Shakespeare also excels at other forms of wordplay. For example, Leonato comments on the good news of the messenger in Act I, Scene 1: "How much better is it to weep at joy, than to joy at weeping" — one of those quotable lines of Shakespearean philosophy. In Act II, Scene 3, Benedick has a marvelous monologue illustrating several structural variations of repeated words and phrases: his description of the change in Claudio around the repeated phrase "I have known when" and the symmetry of what he looks for in a woman: ". . . one woman is fair, yet I am well; another is wise, yet I am well; another virtuous, yet I am well" and "rich shall she be, that's certain: wise, or I'll none; virtuous, or I'll never cheapen her; fair, or I'll never look on her; mild, or come not near me; noble, or not I for an angel."

In Dogberry's outrage at being called "an ass" by Conrade, Dogberry has a monologue with wonderful repetitions. The sexton, who was recording the interrogation, has left, so Dogberry regrets, "Oh, that he were here to write me down an ass!" In the middle of his complaint, he raves, "remember that I am an ass, though it not be written down, yet forget not that I am an ass," and he ends with "oh that I had been writ down an ass!" And in his self-justification, he reminds everyone of his good qualities with simple symmetry and repetition of phrase:

I am a wise fellow, and which is more, an officer, and which is more, a householder, and which is more, as pretty a piece of flesh as any is in Messina, and one that knows the law, go to, and a rich fellow enough, go to, and a fellow
that hath had losses, and one that hath two gowns, and
everything handsome about him.

Verse and Prose

Many readers come to Shakespeare with the preconception that the plays are all written in verse, specifically in blank verse of iambic pentameter. In actuality, Shakespeare uses both prose and verse. Most of Much Ado is written in prose, and thus the segments in verse stand out on the printed page.

The first occurrence of verse is in the Act I, Scene 1, conversation between Claudio and Don Pedro, the first step of Claudio's wooing of Hero. The second use of verse is in Act II, Scene 1, when Claudio bemoans what he thinks is the loss of Hero to Don Pedro. Verse appears next in Act II, Scene 3, as Claudio, Don Pedro, and Balthasar prepare for the deception of Benedick, who is hiding in the arbor. Even in the denunciation scene at the church, Claudio is inclined to speak in verse, and the rest of the cast follows suit until Beatrice and Benedick are left alone. In all their exchanges, excepting the final one before they marry, Beatrice and Benedick speak in prose.

"Thee" and "You"

Another subtlety of Shakespeare's language is easily missed by today's listeners and readers. "You" is the polite form of the second person singular pronoun with strangers, for formal situations, and for general usage. "Thee" and its relatives ("thou," "thy," "thine") may be used between good friends or lovers, between a parent and child, and sometimes in a derogatory way.

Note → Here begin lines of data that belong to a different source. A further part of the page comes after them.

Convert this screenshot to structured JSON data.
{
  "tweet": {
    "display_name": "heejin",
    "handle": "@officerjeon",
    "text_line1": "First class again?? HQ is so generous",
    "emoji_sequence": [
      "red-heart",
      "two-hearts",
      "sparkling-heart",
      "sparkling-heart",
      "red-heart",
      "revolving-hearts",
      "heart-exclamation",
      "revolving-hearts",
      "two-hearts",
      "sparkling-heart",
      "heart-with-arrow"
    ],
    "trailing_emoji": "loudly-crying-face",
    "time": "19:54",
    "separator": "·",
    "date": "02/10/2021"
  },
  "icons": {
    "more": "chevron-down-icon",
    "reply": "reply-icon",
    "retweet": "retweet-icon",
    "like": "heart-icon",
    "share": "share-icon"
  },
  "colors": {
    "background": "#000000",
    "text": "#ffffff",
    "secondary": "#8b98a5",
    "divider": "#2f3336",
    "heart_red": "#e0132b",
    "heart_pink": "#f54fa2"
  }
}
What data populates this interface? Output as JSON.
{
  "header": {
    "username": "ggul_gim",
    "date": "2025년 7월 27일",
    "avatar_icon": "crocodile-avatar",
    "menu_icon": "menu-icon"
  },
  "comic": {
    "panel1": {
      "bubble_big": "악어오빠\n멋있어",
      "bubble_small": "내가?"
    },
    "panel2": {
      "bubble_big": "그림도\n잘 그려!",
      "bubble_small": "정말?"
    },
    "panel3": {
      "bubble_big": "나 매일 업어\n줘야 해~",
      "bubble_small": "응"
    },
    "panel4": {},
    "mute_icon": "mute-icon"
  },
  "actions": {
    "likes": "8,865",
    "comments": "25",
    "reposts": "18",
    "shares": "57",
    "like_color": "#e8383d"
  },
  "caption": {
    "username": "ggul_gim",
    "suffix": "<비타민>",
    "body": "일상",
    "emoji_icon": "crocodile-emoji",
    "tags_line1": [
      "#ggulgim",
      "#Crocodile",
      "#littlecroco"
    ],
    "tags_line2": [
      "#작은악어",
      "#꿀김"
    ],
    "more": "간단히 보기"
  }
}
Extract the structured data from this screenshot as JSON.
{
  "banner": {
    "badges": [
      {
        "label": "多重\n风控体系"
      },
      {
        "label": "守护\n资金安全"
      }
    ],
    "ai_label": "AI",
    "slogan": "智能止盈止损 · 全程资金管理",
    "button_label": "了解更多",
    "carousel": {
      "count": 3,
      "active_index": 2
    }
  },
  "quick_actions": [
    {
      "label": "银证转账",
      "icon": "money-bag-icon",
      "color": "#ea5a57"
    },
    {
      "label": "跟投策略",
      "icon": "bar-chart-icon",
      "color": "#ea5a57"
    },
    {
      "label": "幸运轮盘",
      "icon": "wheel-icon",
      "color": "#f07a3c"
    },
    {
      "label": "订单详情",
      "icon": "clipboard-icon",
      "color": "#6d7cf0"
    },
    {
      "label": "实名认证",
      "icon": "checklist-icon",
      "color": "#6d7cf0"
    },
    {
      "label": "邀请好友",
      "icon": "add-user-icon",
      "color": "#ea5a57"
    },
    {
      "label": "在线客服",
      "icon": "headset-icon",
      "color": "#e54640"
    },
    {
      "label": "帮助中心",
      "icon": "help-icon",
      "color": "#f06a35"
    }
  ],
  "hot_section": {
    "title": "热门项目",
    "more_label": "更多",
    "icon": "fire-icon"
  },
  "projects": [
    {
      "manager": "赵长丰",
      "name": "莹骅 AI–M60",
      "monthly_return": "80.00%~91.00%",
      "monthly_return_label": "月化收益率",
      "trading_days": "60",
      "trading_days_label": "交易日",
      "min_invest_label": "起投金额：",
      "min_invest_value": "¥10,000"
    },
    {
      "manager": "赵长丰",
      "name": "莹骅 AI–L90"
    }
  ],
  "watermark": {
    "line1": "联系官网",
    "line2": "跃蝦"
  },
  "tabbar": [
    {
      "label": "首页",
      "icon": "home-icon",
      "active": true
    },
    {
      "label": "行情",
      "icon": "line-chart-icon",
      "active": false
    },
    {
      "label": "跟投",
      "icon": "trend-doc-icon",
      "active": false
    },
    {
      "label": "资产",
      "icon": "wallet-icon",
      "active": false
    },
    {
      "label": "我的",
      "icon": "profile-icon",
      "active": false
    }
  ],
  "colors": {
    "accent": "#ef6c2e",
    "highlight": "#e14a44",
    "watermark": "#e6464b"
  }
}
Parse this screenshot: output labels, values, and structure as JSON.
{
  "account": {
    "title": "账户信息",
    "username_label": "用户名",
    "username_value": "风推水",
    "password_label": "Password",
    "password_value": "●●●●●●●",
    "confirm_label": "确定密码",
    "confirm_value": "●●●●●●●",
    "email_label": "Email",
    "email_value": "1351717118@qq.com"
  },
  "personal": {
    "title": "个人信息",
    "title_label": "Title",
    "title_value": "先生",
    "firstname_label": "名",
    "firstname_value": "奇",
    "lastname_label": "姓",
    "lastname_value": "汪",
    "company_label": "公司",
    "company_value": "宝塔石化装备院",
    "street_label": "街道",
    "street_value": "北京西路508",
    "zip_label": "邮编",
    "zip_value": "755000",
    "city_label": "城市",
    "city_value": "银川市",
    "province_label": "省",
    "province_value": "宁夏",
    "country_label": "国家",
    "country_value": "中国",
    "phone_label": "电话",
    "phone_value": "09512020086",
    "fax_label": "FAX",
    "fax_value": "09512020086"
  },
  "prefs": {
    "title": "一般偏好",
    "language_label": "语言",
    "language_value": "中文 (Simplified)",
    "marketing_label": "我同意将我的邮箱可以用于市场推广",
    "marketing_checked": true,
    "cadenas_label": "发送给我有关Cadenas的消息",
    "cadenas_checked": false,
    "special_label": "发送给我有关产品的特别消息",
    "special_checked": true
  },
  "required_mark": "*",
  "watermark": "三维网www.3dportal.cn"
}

In the play, the use of "thee" and "thou" comes more easily to the lips of some characters than to others. For example, in Act I, Scene 1, when Claudio and Benedick are alone together, Claudio readily slips into the familiar form, but Benedick does not. When Don Pedro joins them, he begins using the familiar form, but in speaking to Don Pedro, Claudio now uses the more formal "you" as a term of respect toward his superior officer. Benedick uses "you" for everyone. Only in his most loving words to Beatrice after the denunciation scene in the church and at the end of the play does Benedick slip into "thee" and "thine." Beatrice never succumbs to using the most personal form.

As expressed above, today's playgoer need not understand all the subtleties that characterize Shakespeare's rich language. The actors' performances should convey much of the intended meaning of a particular word or phrase. On the other hand, the reader who takes time to examine the explanatory notes and to reread lines will appreciate more the vitality of the characters and will experience more of the emotional impact of their words and actions in the play.